Friday, October 02, 2009
Stats for Octover 1
Gym-50 minutes cardio
jello pudding cup
Thursday, October 01, 2009
Yesterday I got home from work at noon and made lunch. We had Zucchini and Corn casserole. I know a few weeks ago I said that the garden was done. I meant that I was done with the canning. We have been pulling out some fresh things here and there. Yesterday may have been the last of the zucchini (time will tell). So we had that for lunch....VERY low cal/points! While I was making the zucchini dish, I took the time and threw together a casserole for dinner tonight.
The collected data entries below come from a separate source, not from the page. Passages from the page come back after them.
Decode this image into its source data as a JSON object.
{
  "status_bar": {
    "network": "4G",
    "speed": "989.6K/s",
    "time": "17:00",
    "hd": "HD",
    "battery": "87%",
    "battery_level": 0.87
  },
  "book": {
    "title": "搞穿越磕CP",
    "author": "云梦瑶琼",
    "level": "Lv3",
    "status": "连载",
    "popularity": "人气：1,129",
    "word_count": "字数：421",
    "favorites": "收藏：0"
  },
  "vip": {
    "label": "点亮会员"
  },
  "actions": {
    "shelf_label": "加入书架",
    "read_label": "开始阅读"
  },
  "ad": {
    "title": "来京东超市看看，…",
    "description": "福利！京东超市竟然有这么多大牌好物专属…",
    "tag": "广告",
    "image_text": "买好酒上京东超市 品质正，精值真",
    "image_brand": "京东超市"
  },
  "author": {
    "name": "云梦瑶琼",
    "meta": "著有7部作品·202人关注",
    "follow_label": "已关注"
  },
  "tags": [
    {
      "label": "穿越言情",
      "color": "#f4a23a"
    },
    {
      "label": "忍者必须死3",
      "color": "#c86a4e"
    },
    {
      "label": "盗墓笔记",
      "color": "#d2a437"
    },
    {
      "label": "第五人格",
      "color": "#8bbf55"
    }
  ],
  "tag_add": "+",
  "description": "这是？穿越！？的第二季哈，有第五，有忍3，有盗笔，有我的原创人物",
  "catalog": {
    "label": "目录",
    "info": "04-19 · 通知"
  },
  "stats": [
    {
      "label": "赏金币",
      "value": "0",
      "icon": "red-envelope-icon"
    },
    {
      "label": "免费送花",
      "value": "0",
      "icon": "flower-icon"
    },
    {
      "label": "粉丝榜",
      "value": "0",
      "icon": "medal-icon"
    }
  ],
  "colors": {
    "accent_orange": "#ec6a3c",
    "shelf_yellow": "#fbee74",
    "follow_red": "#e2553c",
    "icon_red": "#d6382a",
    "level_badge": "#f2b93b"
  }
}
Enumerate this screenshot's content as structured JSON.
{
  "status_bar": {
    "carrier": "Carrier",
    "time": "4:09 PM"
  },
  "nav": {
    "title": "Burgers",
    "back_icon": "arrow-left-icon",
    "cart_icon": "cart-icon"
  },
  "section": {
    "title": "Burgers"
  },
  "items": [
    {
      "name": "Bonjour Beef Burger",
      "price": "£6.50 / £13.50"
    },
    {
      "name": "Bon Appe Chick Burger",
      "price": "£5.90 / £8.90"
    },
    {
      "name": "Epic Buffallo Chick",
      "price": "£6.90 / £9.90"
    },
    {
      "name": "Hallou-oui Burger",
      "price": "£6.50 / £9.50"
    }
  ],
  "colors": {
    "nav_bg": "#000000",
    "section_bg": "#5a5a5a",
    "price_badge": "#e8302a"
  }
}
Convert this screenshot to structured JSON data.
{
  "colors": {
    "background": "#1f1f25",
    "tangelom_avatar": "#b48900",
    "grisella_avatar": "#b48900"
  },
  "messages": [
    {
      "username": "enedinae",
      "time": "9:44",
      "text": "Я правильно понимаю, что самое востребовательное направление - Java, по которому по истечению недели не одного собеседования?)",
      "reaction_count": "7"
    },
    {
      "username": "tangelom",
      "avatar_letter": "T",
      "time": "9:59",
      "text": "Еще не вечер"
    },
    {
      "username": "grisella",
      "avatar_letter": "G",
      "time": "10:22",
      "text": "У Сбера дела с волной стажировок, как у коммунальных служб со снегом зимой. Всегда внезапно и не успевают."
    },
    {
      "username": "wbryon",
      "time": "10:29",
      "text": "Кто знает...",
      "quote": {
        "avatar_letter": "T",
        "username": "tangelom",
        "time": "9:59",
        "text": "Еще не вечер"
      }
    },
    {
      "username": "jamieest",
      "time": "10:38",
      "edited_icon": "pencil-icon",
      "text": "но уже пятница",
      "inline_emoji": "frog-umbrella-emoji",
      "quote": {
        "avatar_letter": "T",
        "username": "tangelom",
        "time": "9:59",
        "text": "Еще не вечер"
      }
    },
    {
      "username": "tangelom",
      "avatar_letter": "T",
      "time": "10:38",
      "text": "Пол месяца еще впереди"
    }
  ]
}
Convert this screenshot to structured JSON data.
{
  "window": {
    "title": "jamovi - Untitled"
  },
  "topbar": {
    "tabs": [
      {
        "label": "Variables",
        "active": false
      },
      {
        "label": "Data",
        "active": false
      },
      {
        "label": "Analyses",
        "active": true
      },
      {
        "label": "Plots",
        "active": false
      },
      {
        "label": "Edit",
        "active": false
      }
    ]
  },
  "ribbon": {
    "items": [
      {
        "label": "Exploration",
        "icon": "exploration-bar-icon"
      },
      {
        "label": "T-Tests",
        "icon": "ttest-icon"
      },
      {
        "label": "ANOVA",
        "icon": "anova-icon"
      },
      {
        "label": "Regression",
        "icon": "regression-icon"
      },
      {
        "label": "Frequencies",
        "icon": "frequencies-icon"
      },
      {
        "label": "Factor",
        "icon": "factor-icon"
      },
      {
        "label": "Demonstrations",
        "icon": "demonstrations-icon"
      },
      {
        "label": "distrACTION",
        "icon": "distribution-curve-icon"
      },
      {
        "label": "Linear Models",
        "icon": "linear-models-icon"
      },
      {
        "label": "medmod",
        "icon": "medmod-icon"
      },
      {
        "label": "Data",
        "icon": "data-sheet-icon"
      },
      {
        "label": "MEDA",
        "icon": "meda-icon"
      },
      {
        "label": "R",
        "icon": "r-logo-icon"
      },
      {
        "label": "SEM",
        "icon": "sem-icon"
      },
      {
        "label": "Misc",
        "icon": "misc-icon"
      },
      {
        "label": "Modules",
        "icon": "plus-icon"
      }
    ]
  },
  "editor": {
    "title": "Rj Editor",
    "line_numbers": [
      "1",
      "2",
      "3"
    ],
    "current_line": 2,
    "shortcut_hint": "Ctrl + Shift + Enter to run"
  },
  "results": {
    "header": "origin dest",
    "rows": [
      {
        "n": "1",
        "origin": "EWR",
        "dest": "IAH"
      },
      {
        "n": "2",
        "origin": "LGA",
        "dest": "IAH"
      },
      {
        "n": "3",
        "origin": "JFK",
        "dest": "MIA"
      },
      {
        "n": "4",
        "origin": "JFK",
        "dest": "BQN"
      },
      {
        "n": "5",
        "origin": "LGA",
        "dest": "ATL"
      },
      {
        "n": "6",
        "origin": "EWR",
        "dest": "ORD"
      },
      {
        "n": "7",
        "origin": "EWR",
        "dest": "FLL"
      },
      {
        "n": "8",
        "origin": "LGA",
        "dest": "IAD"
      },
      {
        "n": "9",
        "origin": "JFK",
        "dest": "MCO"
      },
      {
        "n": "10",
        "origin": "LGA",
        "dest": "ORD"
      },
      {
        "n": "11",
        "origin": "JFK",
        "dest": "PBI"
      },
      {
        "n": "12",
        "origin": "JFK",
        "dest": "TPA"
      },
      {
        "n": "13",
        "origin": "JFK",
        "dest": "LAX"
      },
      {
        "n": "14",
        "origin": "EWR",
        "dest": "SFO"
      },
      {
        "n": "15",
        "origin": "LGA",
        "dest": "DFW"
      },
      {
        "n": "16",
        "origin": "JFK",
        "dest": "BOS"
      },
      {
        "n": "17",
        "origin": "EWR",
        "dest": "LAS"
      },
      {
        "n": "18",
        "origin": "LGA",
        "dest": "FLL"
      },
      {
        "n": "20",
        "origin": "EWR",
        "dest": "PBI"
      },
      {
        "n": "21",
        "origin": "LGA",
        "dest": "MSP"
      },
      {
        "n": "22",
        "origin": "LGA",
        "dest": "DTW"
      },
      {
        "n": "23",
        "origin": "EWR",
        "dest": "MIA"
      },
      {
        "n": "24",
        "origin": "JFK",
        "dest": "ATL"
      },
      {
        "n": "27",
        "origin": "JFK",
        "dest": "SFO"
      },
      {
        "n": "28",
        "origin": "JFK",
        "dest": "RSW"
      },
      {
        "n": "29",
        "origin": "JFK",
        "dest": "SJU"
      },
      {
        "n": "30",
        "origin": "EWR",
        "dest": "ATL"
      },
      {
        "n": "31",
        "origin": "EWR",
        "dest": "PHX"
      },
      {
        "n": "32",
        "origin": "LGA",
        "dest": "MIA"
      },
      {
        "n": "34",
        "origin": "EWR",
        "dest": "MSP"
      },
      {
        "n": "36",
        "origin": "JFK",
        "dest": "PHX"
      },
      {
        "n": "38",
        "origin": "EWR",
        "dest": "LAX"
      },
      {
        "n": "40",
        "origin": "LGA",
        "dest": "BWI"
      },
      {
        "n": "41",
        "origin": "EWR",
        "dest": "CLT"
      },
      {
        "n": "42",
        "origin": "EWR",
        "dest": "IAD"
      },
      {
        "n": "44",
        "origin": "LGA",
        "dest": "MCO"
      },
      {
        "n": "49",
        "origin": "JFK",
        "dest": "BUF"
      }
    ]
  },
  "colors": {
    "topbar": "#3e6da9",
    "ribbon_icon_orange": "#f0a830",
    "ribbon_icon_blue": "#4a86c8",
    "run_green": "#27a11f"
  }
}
Pizza Casserole is on the menu for tonight. Yup, it's a casserole week. But it's perfect for nights like tonight when I get home at 6:10 and Todd has to leave at 6:45. This way we can still have a nice dinner!
After making and eating lunch, we headed up to town. I got a nice cardio workout in AND a great strength training workout in! I also mowed at my parents house for a while until Todd took over. We did a few other things in town and then went to dinner. We went to Durangos...a Spanish restaurant in downtown Hagerstown. I ordered Pollo Asado. (chicken, steamed veggies, fried onions, and a bit of rice). Todd and I split a papusa and we did ok UNTIL I remember that we also ate not one...but TWO baskets of chips and dip. Todd ordered off the tex-mex menu last night and as he ordered something beef, I wasn't tempted. (thank goodness for small miracles).
I didn't feel sick after my eating, I did however feel bloated!
Stats for September 30, 2009
zucchini and corn casserole
weight watcher candy
chips and salsa
All fruit frozen bar
Gym visit.....30 minutes cardio 30 minutes weights AND 20 minutes mowing.